See the aggregate image benchmark or inspect the benchmark source code.

Conversion Guide

The conversion usually moves augmentation from tensor batches in the training step into the Dataset/DataLoader preprocessing path.

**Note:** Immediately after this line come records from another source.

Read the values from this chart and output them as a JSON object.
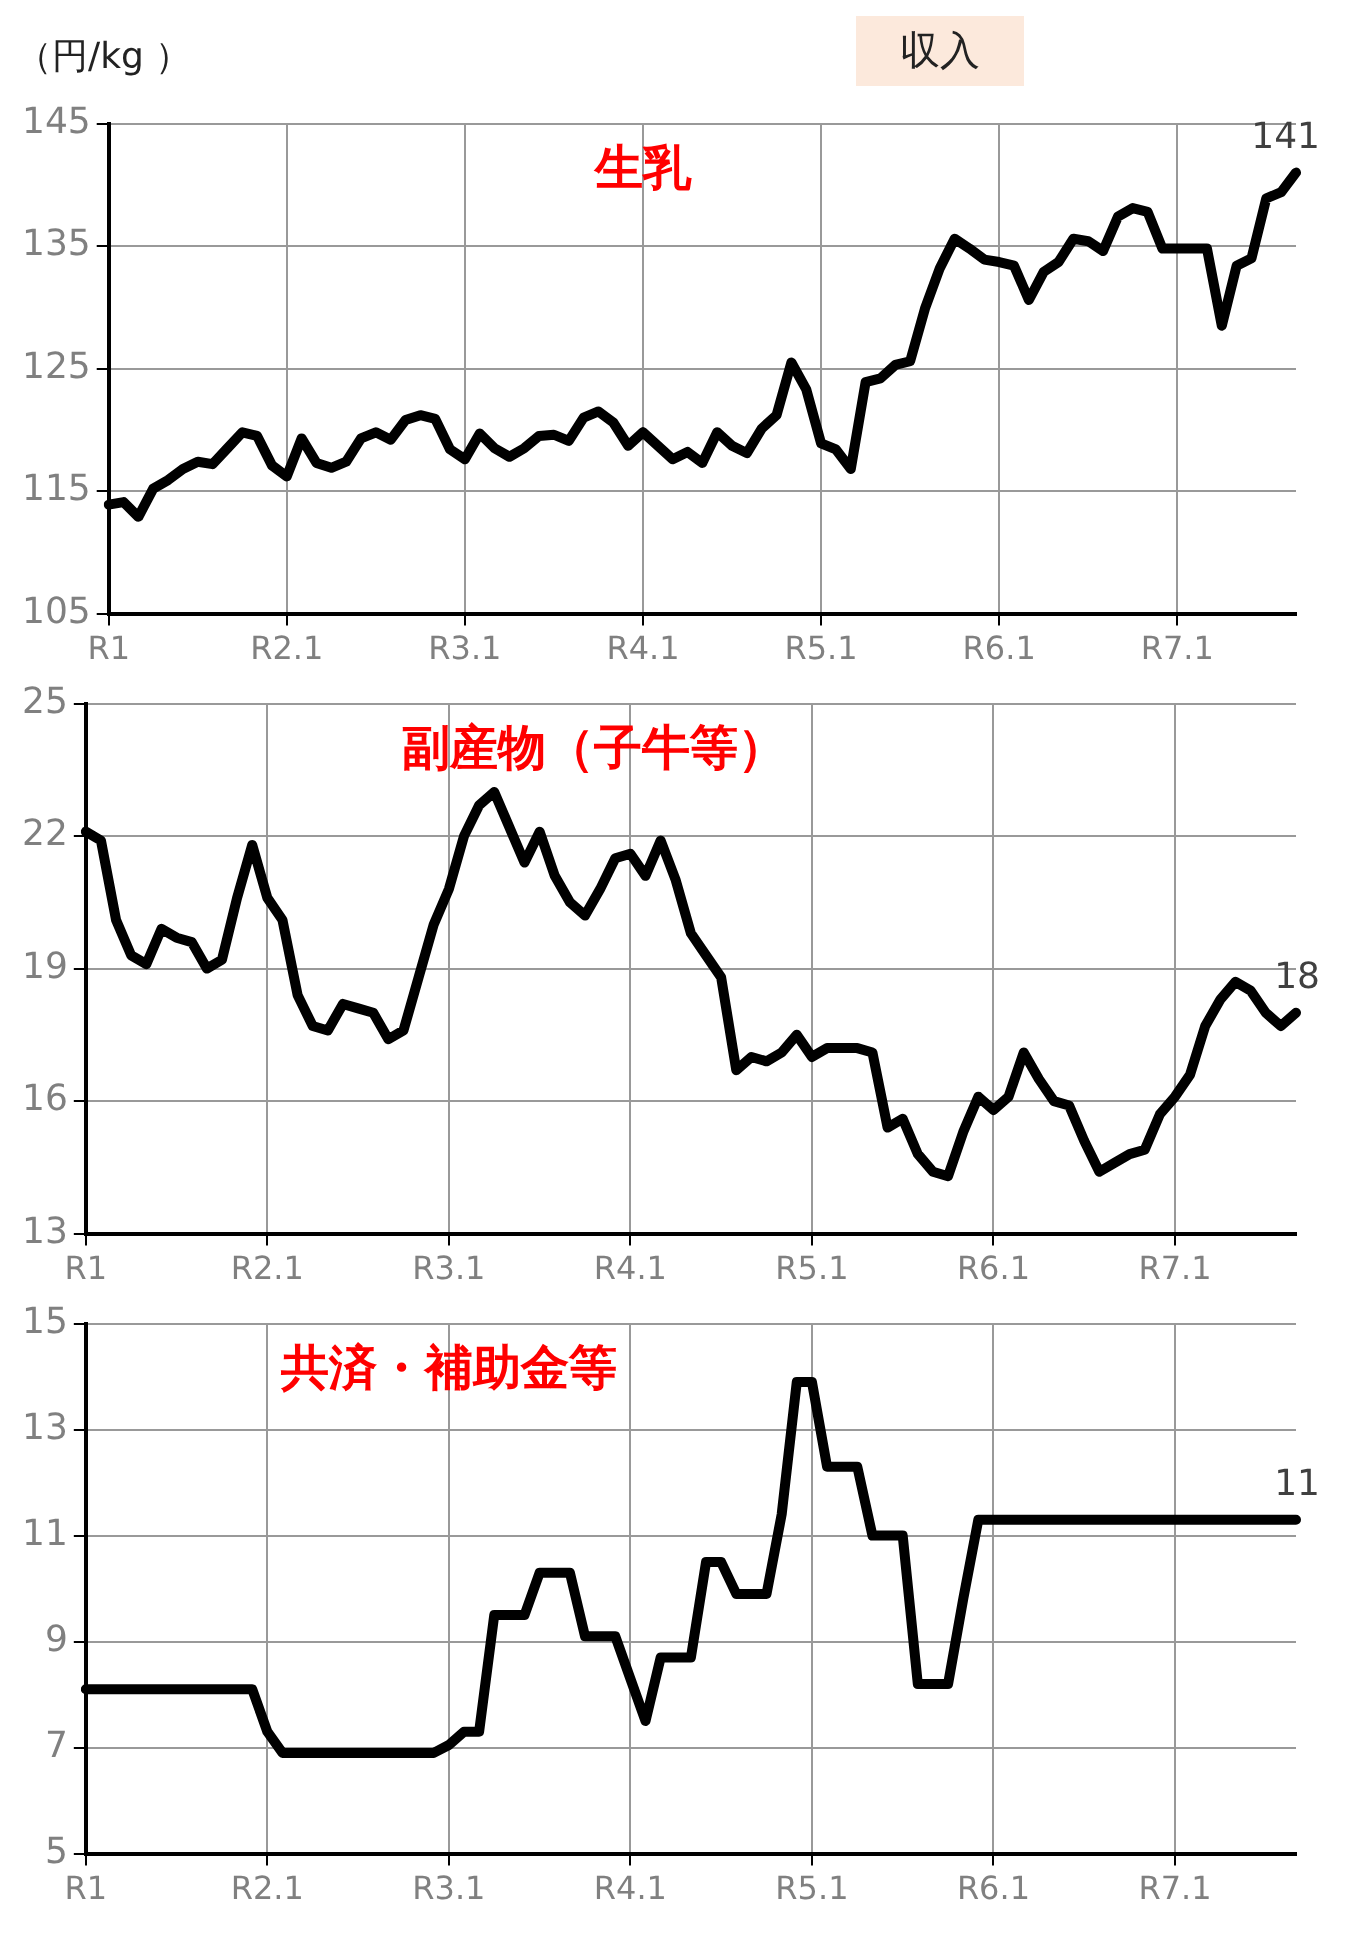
{
  "chart_data": [
    {
      "type": "line",
      "title": "生乳",
      "ylabel": "（円/kg ）",
      "annotations": [
        "収入"
      ],
      "categories": [
        "R1",
        null,
        null,
        null,
        null,
        null,
        null,
        null,
        null,
        null,
        null,
        null,
        "R2.1",
        null,
        null,
        null,
        null,
        null,
        null,
        null,
        null,
        null,
        null,
        null,
        "R3.1",
        null,
        null,
        null,
        null,
        null,
        null,
        null,
        null,
        null,
        null,
        null,
        "R4.1",
        null,
        null,
        null,
        null,
        null,
        null,
        null,
        null,
        null,
        null,
        null,
        "R5.1",
        null,
        null,
        null,
        null,
        null,
        null,
        null,
        null,
        null,
        null,
        null,
        "R6.1",
        null,
        null,
        null,
        null,
        null,
        null,
        null,
        null,
        null,
        null,
        null,
        "R7.1",
        null,
        null,
        null,
        null,
        null,
        null,
        null,
        null
      ],
      "series": [
        {
          "color": "#000000",
          "values": [
            113.9,
            114.1,
            112.9,
            115.2,
            115.9,
            116.8,
            117.4,
            117.2,
            118.5,
            119.8,
            119.5,
            117.1,
            116.2,
            119.3,
            117.3,
            116.9,
            117.4,
            119.3,
            119.8,
            119.2,
            120.8,
            121.2,
            120.9,
            118.4,
            117.6,
            119.7,
            118.5,
            117.8,
            118.5,
            119.5,
            119.6,
            119.1,
            121.0,
            121.5,
            120.6,
            118.7,
            119.8,
            118.7,
            117.6,
            118.2,
            117.3,
            119.8,
            118.7,
            118.1,
            120.1,
            121.2,
            125.5,
            123.3,
            118.9,
            118.4,
            116.8,
            123.9,
            124.2,
            125.3,
            125.6,
            129.9,
            133.2,
            135.6,
            134.8,
            133.9,
            133.7,
            133.4,
            130.6,
            132.9,
            133.7,
            135.6,
            135.4,
            134.6,
            137.4,
            138.1,
            137.8,
            134.8,
            134.8,
            134.8,
            134.8,
            128.5,
            133.4,
            134.0,
            138.9,
            139.4,
            141.0
          ],
          "value_labels": [
            null,
            null,
            null,
            null,
            null,
            null,
            null,
            null,
            null,
            null,
            null,
            null,
            null,
            null,
            null,
            null,
            null,
            null,
            null,
            null,
            null,
            null,
            null,
            null,
            null,
            null,
            null,
            null,
            null,
            null,
            null,
            null,
            null,
            null,
            null,
            null,
            null,
            null,
            null,
            null,
            null,
            null,
            null,
            null,
            null,
            null,
            null,
            null,
            null,
            null,
            null,
            null,
            null,
            null,
            null,
            null,
            null,
            null,
            null,
            null,
            null,
            null,
            null,
            null,
            null,
            null,
            null,
            null,
            null,
            null,
            null,
            null,
            null,
            null,
            null,
            null,
            null,
            null,
            null,
            null,
            "141"
          ]
        }
      ],
      "ylim": [
        105,
        145
      ],
      "yticks": [
        105,
        115,
        125,
        135,
        145
      ],
      "grid": true,
      "legend": false,
      "marker": "none",
      "line_style": "solid"
    },
    {
      "type": "line",
      "title": "副産物（子牛等）",
      "categories": [
        "R1",
        null,
        null,
        null,
        null,
        null,
        null,
        null,
        null,
        null,
        null,
        null,
        "R2.1",
        null,
        null,
        null,
        null,
        null,
        null,
        null,
        null,
        null,
        null,
        null,
        "R3.1",
        null,
        null,
        null,
        null,
        null,
        null,
        null,
        null,
        null,
        null,
        null,
        "R4.1",
        null,
        null,
        null,
        null,
        null,
        null,
        null,
        null,
        null,
        null,
        null,
        "R5.1",
        null,
        null,
        null,
        null,
        null,
        null,
        null,
        null,
        null,
        null,
        null,
        "R6.1",
        null,
        null,
        null,
        null,
        null,
        null,
        null,
        null,
        null,
        null,
        null,
        "R7.1",
        null,
        null,
        null,
        null,
        null,
        null,
        null,
        null
      ],
      "series": [
        {
          "color": "#000000",
          "values": [
            22.1,
            21.9,
            20.1,
            19.3,
            19.1,
            19.9,
            19.7,
            19.6,
            19.0,
            19.2,
            20.6,
            21.8,
            20.6,
            20.1,
            18.4,
            17.7,
            17.6,
            18.2,
            18.1,
            18.0,
            17.4,
            17.6,
            18.8,
            20.0,
            20.8,
            22.0,
            22.7,
            23.0,
            22.2,
            21.4,
            22.1,
            21.1,
            20.5,
            20.2,
            20.8,
            21.5,
            21.6,
            21.1,
            21.9,
            21.0,
            19.8,
            19.3,
            18.8,
            16.7,
            17.0,
            16.9,
            17.1,
            17.5,
            17.0,
            17.2,
            17.2,
            17.2,
            17.1,
            15.4,
            15.6,
            14.8,
            14.4,
            14.3,
            15.3,
            16.1,
            15.8,
            16.1,
            17.1,
            16.5,
            16.0,
            15.9,
            15.1,
            14.4,
            14.6,
            14.8,
            14.9,
            15.7,
            16.1,
            16.6,
            17.7,
            18.3,
            18.7,
            18.5,
            18.0,
            17.7,
            18.0
          ],
          "value_labels": [
            null,
            null,
            null,
            null,
            null,
            null,
            null,
            null,
            null,
            null,
            null,
            null,
            null,
            null,
            null,
            null,
            null,
            null,
            null,
            null,
            null,
            null,
            null,
            null,
            null,
            null,
            null,
            null,
            null,
            null,
            null,
            null,
            null,
            null,
            null,
            null,
            null,
            null,
            null,
            null,
            null,
            null,
            null,
            null,
            null,
            null,
            null,
            null,
            null,
            null,
            null,
            null,
            null,
            null,
            null,
            null,
            null,
            null,
            null,
            null,
            null,
            null,
            null,
            null,
            null,
            null,
            null,
            null,
            null,
            null,
            null,
            null,
            null,
            null,
            null,
            null,
            null,
            null,
            null,
            null,
            "18"
          ]
        }
      ],
      "ylim": [
        13,
        25
      ],
      "yticks": [
        13,
        16,
        19,
        22,
        25
      ],
      "grid": true,
      "legend": false,
      "marker": "none",
      "line_style": "solid"
    },
    {
      "type": "line",
      "title": "共済・補助金等",
      "categories": [
        "R1",
        null,
        null,
        null,
        null,
        null,
        null,
        null,
        null,
        null,
        null,
        null,
        "R2.1",
        null,
        null,
        null,
        null,
        null,
        null,
        null,
        null,
        null,
        null,
        null,
        "R3.1",
        null,
        null,
        null,
        null,
        null,
        null,
        null,
        null,
        null,
        null,
        null,
        "R4.1",
        null,
        null,
        null,
        null,
        null,
        null,
        null,
        null,
        null,
        null,
        null,
        "R5.1",
        null,
        null,
        null,
        null,
        null,
        null,
        null,
        null,
        null,
        null,
        null,
        "R6.1",
        null,
        null,
        null,
        null,
        null,
        null,
        null,
        null,
        null,
        null,
        null,
        "R7.1",
        null,
        null,
        null,
        null,
        null,
        null,
        null,
        null
      ],
      "series": [
        {
          "color": "#000000",
          "values": [
            8.1,
            8.1,
            8.1,
            8.1,
            8.1,
            8.1,
            8.1,
            8.1,
            8.1,
            8.1,
            8.1,
            8.1,
            7.3,
            6.9,
            6.9,
            6.9,
            6.9,
            6.9,
            6.9,
            6.9,
            6.9,
            6.9,
            6.9,
            6.9,
            7.05,
            7.3,
            7.3,
            9.5,
            9.5,
            9.5,
            10.3,
            10.3,
            10.3,
            9.1,
            9.1,
            9.1,
            8.3,
            7.5,
            8.7,
            8.7,
            8.7,
            10.5,
            10.5,
            9.9,
            9.9,
            9.9,
            11.4,
            13.9,
            13.9,
            12.3,
            12.3,
            12.3,
            11.0,
            11.0,
            11.0,
            8.2,
            8.2,
            8.2,
            9.8,
            11.3,
            11.3,
            11.3,
            11.3,
            11.3,
            11.3,
            11.3,
            11.3,
            11.3,
            11.3,
            11.3,
            11.3,
            11.3,
            11.3,
            11.3,
            11.3,
            11.3,
            11.3,
            11.3,
            11.3,
            11.3,
            11.3
          ],
          "value_labels": [
            null,
            null,
            null,
            null,
            null,
            null,
            null,
            null,
            null,
            null,
            null,
            null,
            null,
            null,
            null,
            null,
            null,
            null,
            null,
            null,
            null,
            null,
            null,
            null,
            null,
            null,
            null,
            null,
            null,
            null,
            null,
            null,
            null,
            null,
            null,
            null,
            null,
            null,
            null,
            null,
            null,
            null,
            null,
            null,
            null,
            null,
            null,
            null,
            null,
            null,
            null,
            null,
            null,
            null,
            null,
            null,
            null,
            null,
            null,
            null,
            null,
            null,
            null,
            null,
            null,
            null,
            null,
            null,
            null,
            null,
            null,
            null,
            null,
            null,
            null,
            null,
            null,
            null,
            null,
            null,
            "11"
          ]
        }
      ],
      "ylim": [
        5,
        15
      ],
      "yticks": [
        5,
        7,
        9,
        11,
        13,
        15
      ],
      "grid": true,
      "legend": false,
      "marker": "none",
      "line_style": "solid"
    }
  ]
}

Apply AlbumentationsX before converting the sample to a tensor.
Use ToTensorV2 at the end of the pipeline if the model expects PyTorch tensors.
Move per-batch GPU-only transforms to AlbumentationsX only when they do not require differentiability or batched tensor semantics.
Keep Kornia for model-integrated or differentiable computer vision operations.

Kornia

import kornia.augmentation as K
import torch.nn as nn

augment = nn.Sequential(
    K.RandomHorizontalFlip(p=0.5),
    K.ColorJitter(brightness=0.2, contrast=0.2, p=0.5),
)

batch = augment(batch)

AlbumentationsX

import albumentations as A
from albumentations.pytorch import ToTensorV2

transform = A.Compose([
    A.HorizontalFlip(p=0.5),
    A.RandomBrightnessContrast(brightness_limit=0.2, contrast_limit=0.2, p=0.5),
    ToTensorV2(),
])

sample = transform(image=image_np)
image = sample["image"]

Use AlbumentationsX When

CPU-side data augmentation before batching.
Classic supervised CV pipelines with masks, bounding boxes, keypoints, or multiple aligned images.
Workloads where augmentation speed in the input pipeline matters more than differentiability.

Use Kornia When

Differentiable image processing inside PyTorch models.
GPU batched augmentation, especially when the input pipeline is already tensor-native.
Research code that needs gradients through geometric or photometric image operations.